Выбрать главу

Сейчас, когда я вспоминаю этот пронзивший меня ужас, мне вдруг показалось, что в какое-то мгновение взгляд быка встретился с моим взглядом. Вот я и нашел нужное слово: взгляд, в котором жил ужас, пронзил меня. Даже своим рогом бык не мог пронзить меня так страшно. Взгляд — копье, стрела, меч в молниеносном ударе[85], от которого не защититься доспехами. Во взгляде живет то, что в данное мгновение есть сущность существа, — восторг, ненависть, любовь, презрение, желание, радость, благоговение, боль. Взгляд быка пронзил меня, словно копье, которое стало тогда стержнем моего существа. Теперь я знаю, что ужас есть ожидание неотвратимого страдания.

Бык вырвался из святилища, и его кровавая глыба исчезла за оградой — самое живое, что было тогда среди нас, ибо это и было источником смерти. За оградой святости не было, и стражники беспрепятственно пронзили быка копьями: они не испытали ужаса, объявшего всех нас, и бык был для них не священной жертвой, а грудой живого мяса — как для охотников или мясников.

Лужа крови у мертвого рыжего всхолмления была очень темной, почти черной.

Я опять пытаюсь осмыслить совершенно дикий, истинно животный ужас, описывая его множеством слов.
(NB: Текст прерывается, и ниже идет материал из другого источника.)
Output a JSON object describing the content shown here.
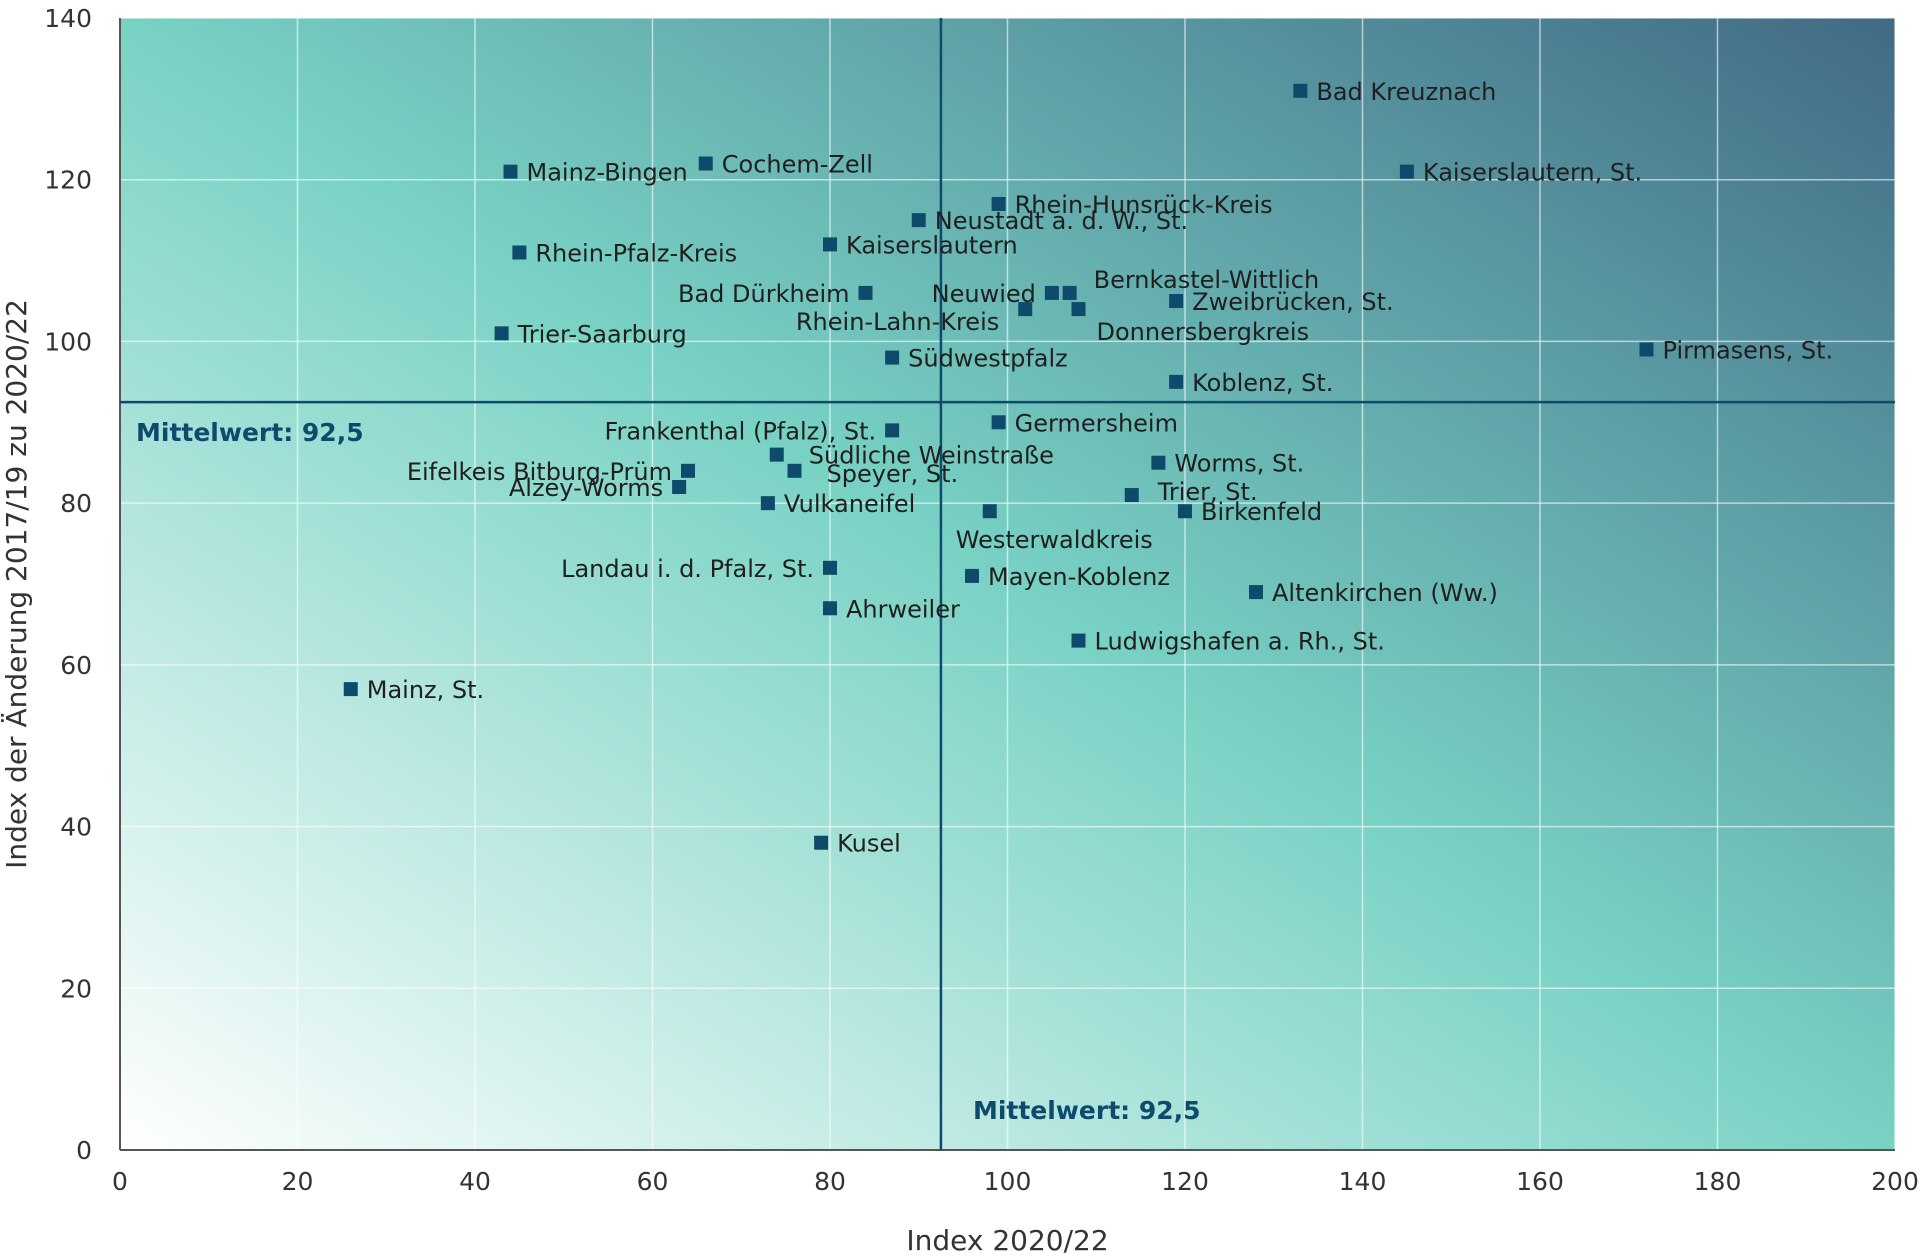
{
  "chart_data": {
    "type": "scatter",
    "title": "",
    "xlabel": "Index 2020/22",
    "ylabel": "Index der Änderung 2017/19 zu 2020/22",
    "xlim": [
      0,
      200
    ],
    "ylim": [
      0,
      140
    ],
    "x_ticks": [
      0,
      20,
      40,
      60,
      80,
      100,
      120,
      140,
      160,
      180,
      200
    ],
    "y_ticks": [
      0,
      20,
      40,
      60,
      80,
      100,
      120,
      140
    ],
    "grid": true,
    "legend": "none",
    "marker_color": "#0e4a6b",
    "gradient_colors": [
      "#ffffff",
      "#78d2c4",
      "#416a85"
    ],
    "mean_x": {
      "value": 92.5,
      "label": "Mittelwert: 92,5"
    },
    "mean_y": {
      "value": 92.5,
      "label": "Mittelwert: 92,5"
    },
    "points": [
      {
        "name": "Bad Kreuznach",
        "x": 133,
        "y": 131
      },
      {
        "name": "Kaiserslautern, St.",
        "x": 145,
        "y": 121
      },
      {
        "name": "Mainz-Bingen",
        "x": 44,
        "y": 121
      },
      {
        "name": "Cochem-Zell",
        "x": 66,
        "y": 122
      },
      {
        "name": "Rhein-Hunsrück-Kreis",
        "x": 99,
        "y": 117
      },
      {
        "name": "Neustadt a. d. W., St.",
        "x": 90,
        "y": 115
      },
      {
        "name": "Rhein-Pfalz-Kreis",
        "x": 45,
        "y": 111
      },
      {
        "name": "Kaiserslautern",
        "x": 80,
        "y": 112
      },
      {
        "name": "Bernkastel-Wittlich",
        "x": 107,
        "y": 106
      },
      {
        "name": "Neuwied",
        "x": 105,
        "y": 106
      },
      {
        "name": "Bad Dürkheim",
        "x": 84,
        "y": 106
      },
      {
        "name": "Zweibrücken, St.",
        "x": 119,
        "y": 105
      },
      {
        "name": "Rhein-Lahn-Kreis",
        "x": 102,
        "y": 104
      },
      {
        "name": "Donnersbergkreis",
        "x": 108,
        "y": 104
      },
      {
        "name": "Trier-Saarburg",
        "x": 43,
        "y": 101
      },
      {
        "name": "Pirmasens, St.",
        "x": 172,
        "y": 99
      },
      {
        "name": "Südwestpfalz",
        "x": 87,
        "y": 98
      },
      {
        "name": "Koblenz, St.",
        "x": 119,
        "y": 95
      },
      {
        "name": "Germersheim",
        "x": 99,
        "y": 90
      },
      {
        "name": "Frankenthal (Pfalz), St.",
        "x": 87,
        "y": 89
      },
      {
        "name": "Südliche Weinstraße",
        "x": 74,
        "y": 86
      },
      {
        "name": "Worms, St.",
        "x": 117,
        "y": 85
      },
      {
        "name": "Eifelkeis Bitburg-Prüm",
        "x": 64,
        "y": 84
      },
      {
        "name": "Speyer, St.",
        "x": 76,
        "y": 84
      },
      {
        "name": "Alzey-Worms",
        "x": 63,
        "y": 82
      },
      {
        "name": "Trier, St.",
        "x": 114,
        "y": 81
      },
      {
        "name": "Vulkaneifel",
        "x": 73,
        "y": 80
      },
      {
        "name": "Birkenfeld",
        "x": 120,
        "y": 79
      },
      {
        "name": "Westerwaldkreis",
        "x": 98,
        "y": 79
      },
      {
        "name": "Landau i. d. Pfalz, St.",
        "x": 80,
        "y": 72
      },
      {
        "name": "Mayen-Koblenz",
        "x": 96,
        "y": 71
      },
      {
        "name": "Altenkirchen (Ww.)",
        "x": 128,
        "y": 69
      },
      {
        "name": "Ahrweiler",
        "x": 80,
        "y": 67
      },
      {
        "name": "Ludwigshafen a. Rh., St.",
        "x": 108,
        "y": 63
      },
      {
        "name": "Mainz, St.",
        "x": 26,
        "y": 57
      },
      {
        "name": "Kusel",
        "x": 79,
        "y": 38
      }
    ]
  }
}
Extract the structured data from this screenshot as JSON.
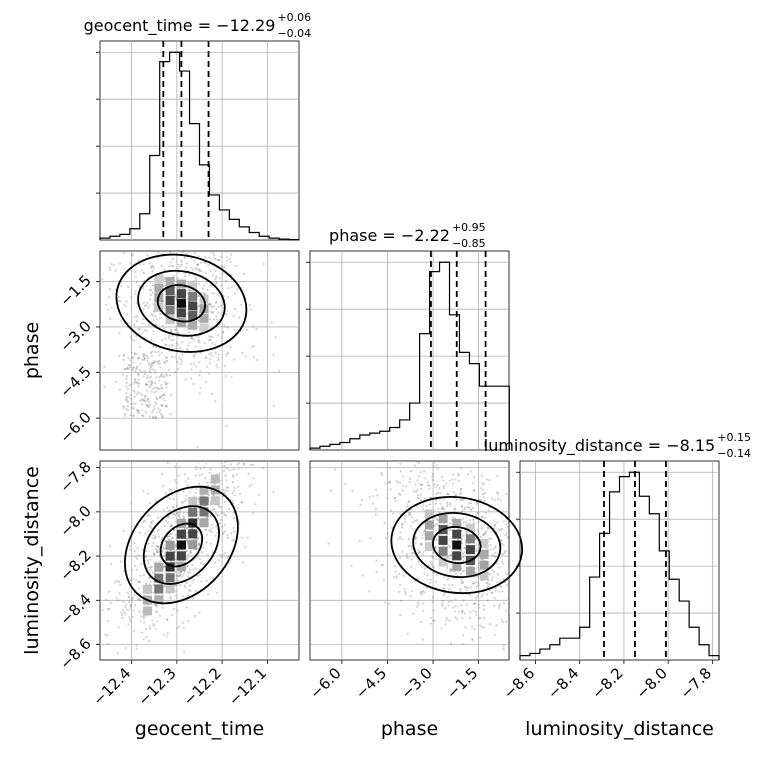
{
  "chart_data": {
    "type": "corner",
    "parameters": [
      "geocent_time",
      "phase",
      "luminosity_distance"
    ],
    "axis_labels": [
      "geocent_time",
      "phase",
      "luminosity_distance"
    ],
    "titles": [
      {
        "text": "geocent_time = −12.29",
        "plus": "+0.06",
        "minus": "−0.04"
      },
      {
        "text": "phase = −2.22",
        "plus": "+0.95",
        "minus": "−0.85"
      },
      {
        "text": "luminosity_distance = −8.15",
        "plus": "+0.15",
        "minus": "−0.14"
      }
    ],
    "ranges": [
      [
        -12.47,
        -12.03
      ],
      [
        -7.05,
        -0.5
      ],
      [
        -8.67,
        -7.77
      ]
    ],
    "ticks": [
      {
        "values": [
          -12.4,
          -12.3,
          -12.2,
          -12.1
        ],
        "labels": [
          "−12.4",
          "−12.3",
          "−12.2",
          "−12.1"
        ]
      },
      {
        "values": [
          -6.0,
          -4.5,
          -3.0,
          -1.5
        ],
        "labels": [
          "−6.0",
          "−4.5",
          "−3.0",
          "−1.5"
        ]
      },
      {
        "values": [
          -8.6,
          -8.4,
          -8.2,
          -8.0,
          -7.8
        ],
        "labels": [
          "−8.6",
          "−8.4",
          "−8.2",
          "−8.0",
          "−7.8"
        ]
      }
    ],
    "quantiles": [
      [
        -12.33,
        -12.29,
        -12.23
      ],
      [
        -3.07,
        -2.22,
        -1.27
      ],
      [
        -8.29,
        -8.15,
        -8.01
      ]
    ],
    "histograms": [
      {
        "edges_start": -12.47,
        "bin_width": 0.022,
        "counts": [
          0.01,
          0.02,
          0.03,
          0.06,
          0.14,
          0.45,
          0.95,
          1.0,
          0.9,
          0.62,
          0.4,
          0.24,
          0.16,
          0.11,
          0.07,
          0.04,
          0.02,
          0.01,
          0.005,
          0.002
        ]
      },
      {
        "edges_start": -7.05,
        "bin_width": 0.328,
        "counts": [
          0.01,
          0.02,
          0.03,
          0.04,
          0.06,
          0.08,
          0.09,
          0.1,
          0.12,
          0.16,
          0.25,
          0.62,
          0.95,
          1.0,
          0.72,
          0.52,
          0.46,
          0.34,
          0.34,
          0.34
        ]
      },
      {
        "edges_start": -8.67,
        "bin_width": 0.045,
        "counts": [
          0.02,
          0.03,
          0.05,
          0.07,
          0.1,
          0.1,
          0.15,
          0.38,
          0.58,
          0.77,
          0.84,
          0.86,
          0.75,
          0.67,
          0.5,
          0.37,
          0.27,
          0.15,
          0.07,
          0.02
        ]
      }
    ],
    "grid": true,
    "legend": "none"
  }
}
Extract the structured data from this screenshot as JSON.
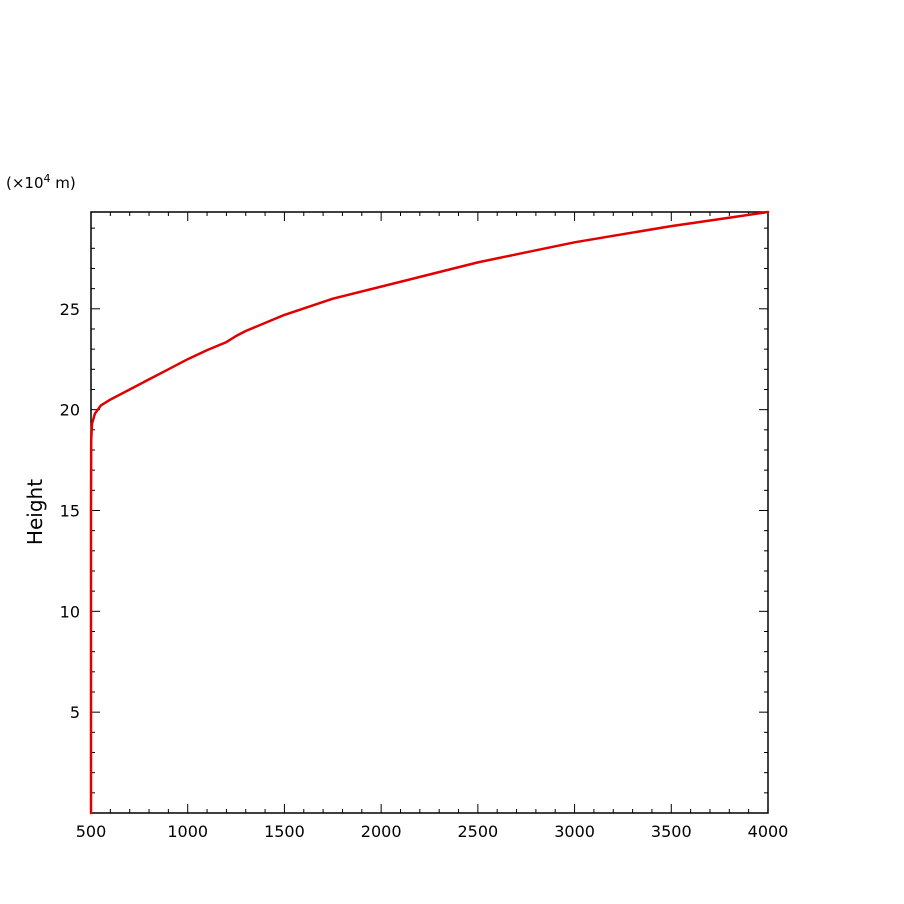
{
  "chart_data": {
    "type": "line",
    "title": "",
    "xlabel": "",
    "ylabel": "Height",
    "y_unit_base": "(×10",
    "y_unit_exp": "4",
    "y_unit_suffix": " m)",
    "xlim": [
      500,
      4000
    ],
    "ylim": [
      0,
      29.8
    ],
    "x_major_ticks": [
      500,
      1000,
      1500,
      2000,
      2500,
      3000,
      3500,
      4000
    ],
    "y_major_ticks": [
      5,
      10,
      15,
      20,
      25
    ],
    "grid": false,
    "series": [
      {
        "color": "#e00000",
        "points": [
          [
            500,
            0
          ],
          [
            500,
            5
          ],
          [
            500,
            10
          ],
          [
            500,
            15
          ],
          [
            501,
            18.5
          ],
          [
            505,
            19.3
          ],
          [
            520,
            19.8
          ],
          [
            550,
            20.2
          ],
          [
            600,
            20.5
          ],
          [
            700,
            21.0
          ],
          [
            800,
            21.5
          ],
          [
            900,
            22.0
          ],
          [
            1000,
            22.5
          ],
          [
            1100,
            22.95
          ],
          [
            1200,
            23.35
          ],
          [
            1250,
            23.65
          ],
          [
            1300,
            23.9
          ],
          [
            1500,
            24.7
          ],
          [
            1750,
            25.5
          ],
          [
            2000,
            26.1
          ],
          [
            2250,
            26.7
          ],
          [
            2500,
            27.3
          ],
          [
            2750,
            27.8
          ],
          [
            3000,
            28.3
          ],
          [
            3250,
            28.7
          ],
          [
            3500,
            29.1
          ],
          [
            3750,
            29.45
          ],
          [
            4000,
            29.8
          ]
        ]
      }
    ]
  }
}
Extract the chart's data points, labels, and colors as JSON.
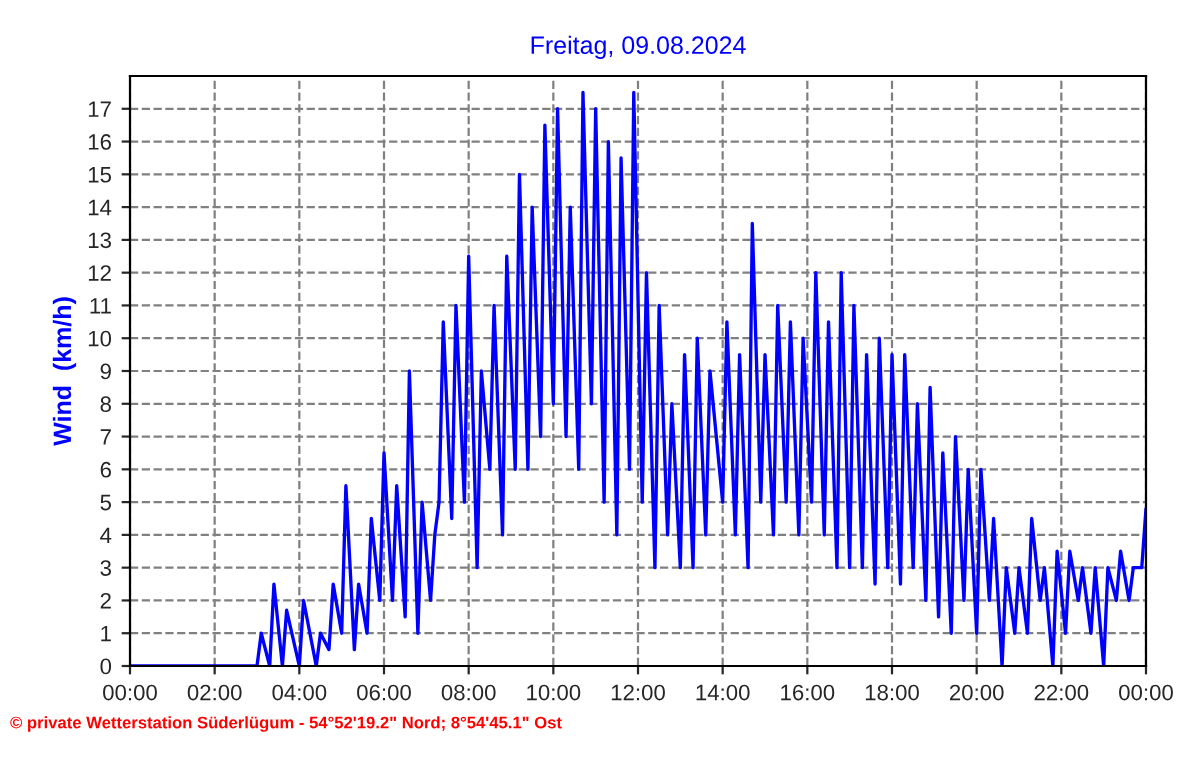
{
  "chart_data": {
    "type": "line",
    "title": "Freitag, 09.08.2024",
    "ylabel": "Wind  (km/h)",
    "annotations": [
      "© private Wetterstation Süderlügum - 54°52'19.2\" Nord; 8°54'45.1\" Ost"
    ],
    "xlim": [
      0,
      24
    ],
    "xticks": [
      {
        "value": 0,
        "label": "00:00"
      },
      {
        "value": 2,
        "label": "02:00"
      },
      {
        "value": 4,
        "label": "04:00"
      },
      {
        "value": 6,
        "label": "06:00"
      },
      {
        "value": 8,
        "label": "08:00"
      },
      {
        "value": 10,
        "label": "10:00"
      },
      {
        "value": 12,
        "label": "12:00"
      },
      {
        "value": 14,
        "label": "14:00"
      },
      {
        "value": 16,
        "label": "16:00"
      },
      {
        "value": 18,
        "label": "18:00"
      },
      {
        "value": 20,
        "label": "20:00"
      },
      {
        "value": 22,
        "label": "22:00"
      },
      {
        "value": 24,
        "label": "00:00"
      }
    ],
    "ylim": [
      0,
      18
    ],
    "yticks": [
      0,
      1,
      2,
      3,
      4,
      5,
      6,
      7,
      8,
      9,
      10,
      11,
      12,
      13,
      14,
      15,
      16,
      17
    ],
    "grid": true,
    "line_style": "solid",
    "series": [
      {
        "color": "#0000ff",
        "x": [
          0,
          2.7,
          3.0,
          3.1,
          3.3,
          3.4,
          3.6,
          3.7,
          4.0,
          4.1,
          4.4,
          4.5,
          4.7,
          4.8,
          5.0,
          5.1,
          5.3,
          5.4,
          5.6,
          5.7,
          5.9,
          6.0,
          6.2,
          6.3,
          6.5,
          6.6,
          6.8,
          6.9,
          7.1,
          7.2,
          7.3,
          7.4,
          7.6,
          7.7,
          7.9,
          8.0,
          8.2,
          8.3,
          8.5,
          8.6,
          8.8,
          8.9,
          9.1,
          9.2,
          9.4,
          9.5,
          9.7,
          9.8,
          10.0,
          10.1,
          10.3,
          10.4,
          10.6,
          10.7,
          10.9,
          11.0,
          11.2,
          11.3,
          11.5,
          11.6,
          11.8,
          11.9,
          12.1,
          12.2,
          12.4,
          12.5,
          12.7,
          12.8,
          13.0,
          13.1,
          13.3,
          13.4,
          13.6,
          13.7,
          14.0,
          14.1,
          14.3,
          14.4,
          14.6,
          14.7,
          14.9,
          15.0,
          15.2,
          15.3,
          15.5,
          15.6,
          15.8,
          15.9,
          16.1,
          16.2,
          16.4,
          16.5,
          16.7,
          16.8,
          17.0,
          17.1,
          17.3,
          17.4,
          17.6,
          17.7,
          17.9,
          18.0,
          18.2,
          18.3,
          18.5,
          18.6,
          18.8,
          18.9,
          19.1,
          19.2,
          19.4,
          19.5,
          19.7,
          19.8,
          20.0,
          20.1,
          20.3,
          20.4,
          20.6,
          20.7,
          20.9,
          21.0,
          21.2,
          21.3,
          21.5,
          21.6,
          21.8,
          21.9,
          22.1,
          22.2,
          22.4,
          22.5,
          22.7,
          22.8,
          23.0,
          23.1,
          23.3,
          23.4,
          23.6,
          23.7,
          23.9,
          24.0
        ],
        "values": [
          0,
          0,
          0,
          1,
          0,
          2.5,
          0,
          1.7,
          0,
          2,
          0,
          1,
          0.5,
          2.5,
          1,
          5.5,
          0.5,
          2.5,
          1,
          4.5,
          2,
          6.5,
          2,
          5.5,
          1.5,
          9,
          1,
          5,
          2,
          4,
          5,
          10.5,
          4.5,
          11,
          5,
          12.5,
          3,
          9,
          6,
          11,
          4,
          12.5,
          6,
          15,
          6,
          14,
          7,
          16.5,
          8,
          17,
          7,
          14,
          6,
          17.5,
          8,
          17,
          5,
          16,
          4,
          15.5,
          6,
          17.5,
          5,
          12,
          3,
          11,
          4,
          8,
          3,
          9.5,
          3,
          10,
          4,
          9,
          5,
          10.5,
          4,
          9.5,
          3,
          13.5,
          5,
          9.5,
          4,
          11,
          5,
          10.5,
          4,
          10,
          5,
          12,
          4,
          10.5,
          3,
          12,
          3,
          11,
          3,
          9.5,
          2.5,
          10,
          3,
          9.5,
          2.5,
          9.5,
          3,
          8,
          2,
          8.5,
          1.5,
          6.5,
          1,
          7,
          2,
          6,
          1,
          6,
          2,
          4.5,
          0,
          3,
          1,
          3,
          1,
          4.5,
          2,
          3,
          0,
          3.5,
          1,
          3.5,
          2,
          3,
          1,
          3,
          0,
          3,
          2,
          3.5,
          2,
          3,
          3,
          4.8
        ]
      }
    ]
  }
}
Сумела бы передать эту виноцветную разящую молнию и еще более ужасную неподвижность лужи чернеющей крови, сумела бы передать все это немногими словами Исмена — восхитительная белая роза с золотистым окаймлением лепестков? Может быть, и сумела бы, но, думаю, вряд ли. В этом я и нахожу оправдание собственному многословию. Если бы ей удалось это, я был бы посрамлен ужасно и не находил бы себе места от стыда, словно грубый рубака из Рима, побежденный в некоем гладиаторском поединке искусным бойцом из Капуи.

Кстати, разве не то же происходит в трагедии, которой мы восторгаемся настолько, что даже кичимся друг перед другом своим восторгом? Разве не то же происходит, когда мы наблюдаем гладиаторские бои? Мы все вместе испытываем тот же священный, жертвенный ужас и радуемся его преодолению, переживая победу над тем из гладиаторов, который внушал этот ужас и нам и гладиатору-победителю: мы радуемся, что побеждены не мы, и потому чувствуем себя победителями. Мы радуемся смерти, убийству по нашей воле, а еще мы радуемся, обнаруживая в себе чувство сострадания.

Проснувшись вчера утром, я очутился в действительности, еще более странной, чем самый несуразный сон. Небо и все, что находилось под небом, было затянуто рыже-алой — не виноцветной, а грязной и пыльной шкурой быка, предназначенного для торжественного заклания, но злосчастно заколотого копьями. Рыже-алый цвет был прозрачен, как, должно быть, прозрачна мгла в царстве мертвых. Я слышал крики, лязг металла — вроде бы, оружия, но не только — глухие удары, словно бревна били о камень. Все сливалось в гул, столь же мутный и прозрачный, как и заволакивавший все рыже-алый туман. Это было подобием потустороннего мира, а неясный и совершенно противный рассудку гул — подобием гула, в который сливаются стенания душ мертвых, напоминающие писк летучих мышей, если верить Гомеру[86]. Писк этот был рассерженным, испуганным и возмущенным и впивался в мозг тысячами иголок, которые жалили, словно устремляясь из крохотных искр, вспыхивавших в мельчайших прорезях рыже-алого тумана.

Я выбежал на улицу. Не успевшее войти в полную силу солнце утонуло в облаках пыли, сливавшихся с мутными небесными облаками. Весь сумбур моего пробуждения в мгновение ока распался на вполне умопостигаемую действительность. Я испытал такое чувство, будто корабль, вонзившийся в свирепый морской вал, снова уверенно ложился на взбудораженную волну.

В школе Лентула Батиата произошел бунт. Поводом послужила необычайная изворотливость Лентула: не далее, как третьего дня, неведомо каким образом Лентулу удалось окрутить претора, и претор вдруг решил, что вместо гладиаторов Аврелия Скавра, как было договорено, сражаться будут гладиаторы Лентула. Аврелий Скавр был вместе со мной на ужине у Бадия и горько сетовал на судьбу, осыпая проклятиями Лентула.